Kinnell acknowledges the contemporary stance toward damage and healing. He can, that is, be psychoanalytic, as in “My Mother’s R & R,” which returns us (like “The Bear,” “After Making Love We Hear Footsteps,” and “Saint Francis and the Sow”) to a scene of primal nurturing. Surreally, these boys are only pretending to be babies:

Abruptly she took back her breasts
and sent us from the bed, two small
hungry boys enflamed and driven off
by the she-wolf. But we had got our nip,
and in the empire we would found,
we would taste all the women and expel them
one after another as they came to resemble her.

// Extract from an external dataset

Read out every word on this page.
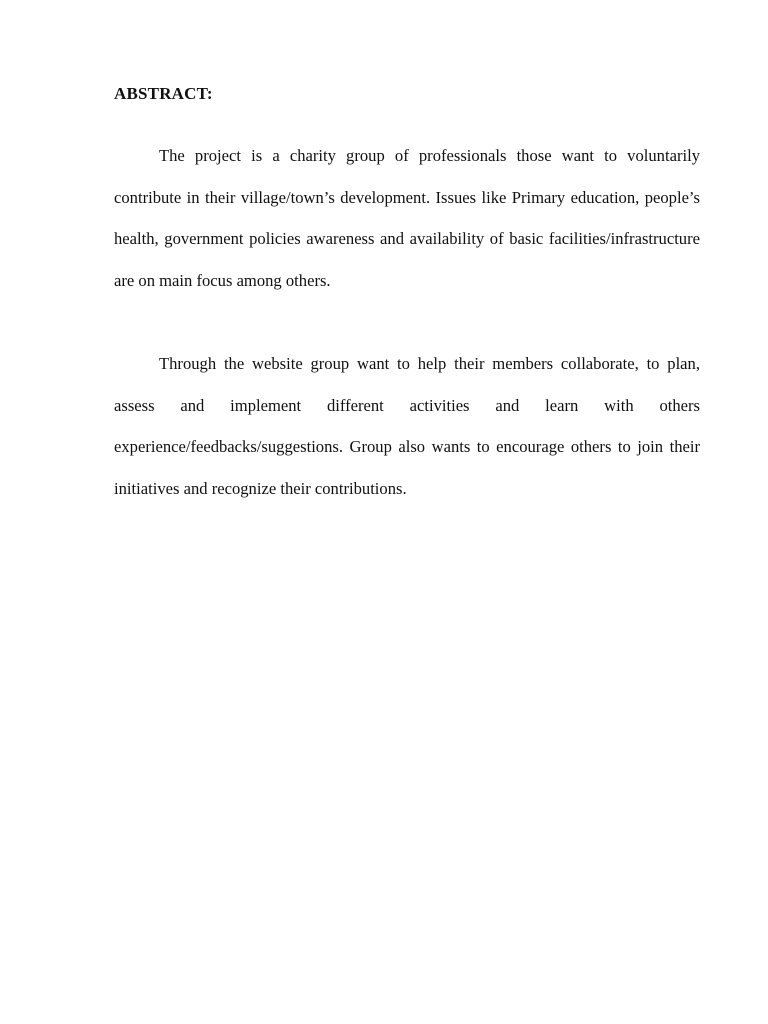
ABSTRACT:

The project is a charity group of professionals those want to voluntarily contribute in their village/town’s development. Issues like Primary education, people’s health, government policies awareness and availability of basic facilities/infrastructure are on main focus among others.

Through the website group want to help their members collaborate, to plan, assess and implement different activities and learn with others experience/feedbacks/suggestions. Group also wants to encourage others to join their initiatives and recognize their contributions.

The origin story of supervillains: Romulus and Remus, suckled by a she-wolf. The apologies of men, in verse, for the violence, or grumpiness, central to their heterosexuality (compared here to the founding of Rome!) can seem vain — in both senses — but what can I say, I like the poem: its clear shape, its terminus different to the “glorious, humane, fine-sounding conclusions” (Hank Lazer) we’re used to from Kinnell. It reminds me of Wallace Stevens (“Timeless mother, / How is it that your aspic nipples / For once vent honey?”), A.K. Ramanujan (“Mothers smear bitter neem / paste on their nipples / to wean greedy babies // and give them an inexplicable / taste for bitter gourd / late in life”) — and seems to me about as durable, as universal, as unequivocally and unironically wholehearted as any twentieth or twenty-first century poet could hope to be.

Vidyan Ravinthiran’s latest book of poems, The Million-Petalled Flower of Being Here (Bloodaxe Books, 2019), was shortlisted for both the Forward and the T.S. Eliot prizes. He teaches at Harvard University.